A boost library propsal: **Fastest C++ Allocator**. See original [boost documentation](https://htmlpreview.github.io/?https://github.com/cschladetsch/Monotonic/blob/develop/libs/monotonic/doc/html/index.html) and original [code with documentation here](https://svn.boost.org/svn/boost/sandbox/monotonic/libs/monotonic/doc/html/index.html).

This library provides the fastest way to manage memory in a C++ application. Yes, that is a bold claim. See the [exhaustive results]( http://github.com/cschladetsch/Monotonic/tree/develop/libs/monotonic/test/results/).

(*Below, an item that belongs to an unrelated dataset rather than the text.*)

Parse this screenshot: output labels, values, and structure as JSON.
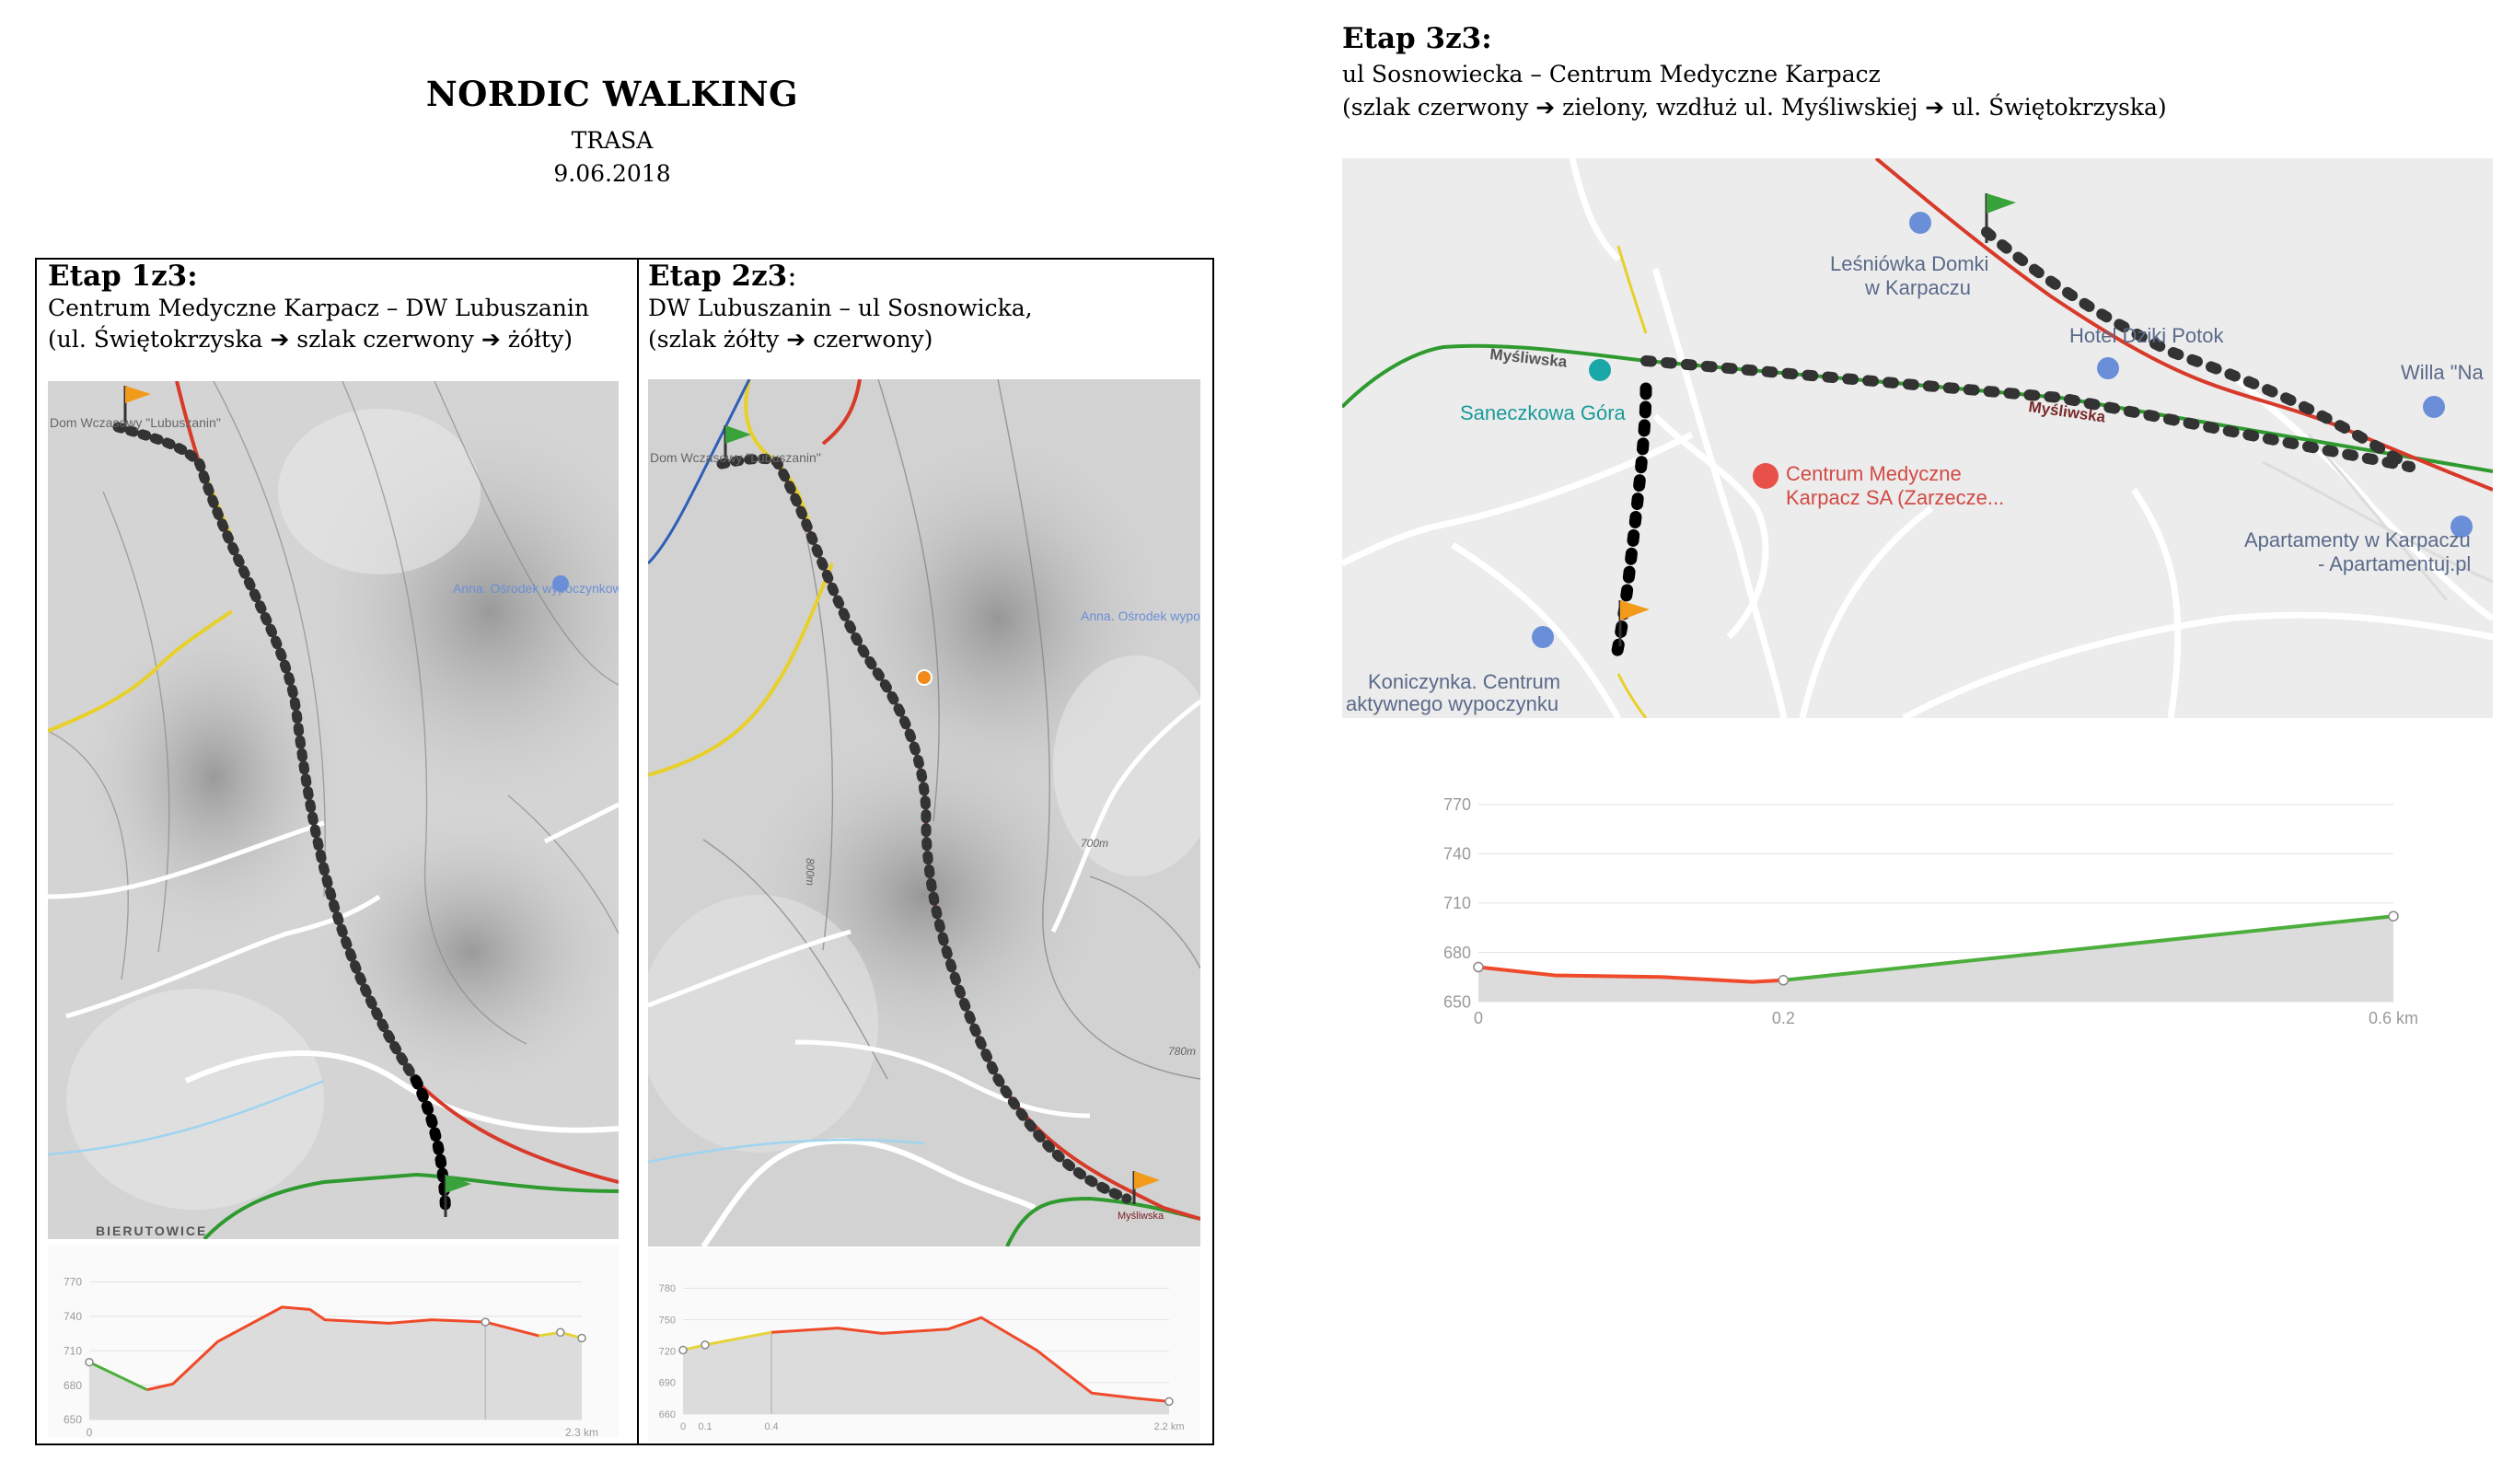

There are no source files - to add Monotonic functionality to your project, simply get latest and add the root folder to your include path.

## Building

### Building Boost Requirements

First, build only the requirements:

From Command line

##### Windows
```
$ b2 address-model=64 link=static threading=multi runtime-link=shared build-dir=build\x86 install --prefix="c:\lib\boost\" filesystem chrono regex threading
```

##### Ubuntu
```
$ sudo apt-get intall libdev-boost-filesystem libdev-boost-chrono libdev-boost-regex
```

Then build the test and performance harnesses:
```bash
$ mkdir -p build && cd build && cmake .. && make
```

## Testing

Tried and tested on Win7, Win8, Win10, Ubuntu and macOS.

## Results

See all comparative results, going back to 2009, [here](/libs/monotonic/test/results).

These are the latest results as of April 2021.

All numbers are normalised by the time taken for Monotonic, so a number < 0 means faster, a number > 0 means slower by that factor.

```
*******************************************************
FINAL SUMMARY
*******************************************************
scheme mean std-dev min max
fast 30.2 119 0 1.04e+03
pool 75 6.39e+04 1 2.38e+03
std 3.6 3.04 0.5 11
```

See the [comparison code](/libs/monotonic/test/compare_memory_pool.cpp) and the latest [results](/libs/monotonic/test/results/2021).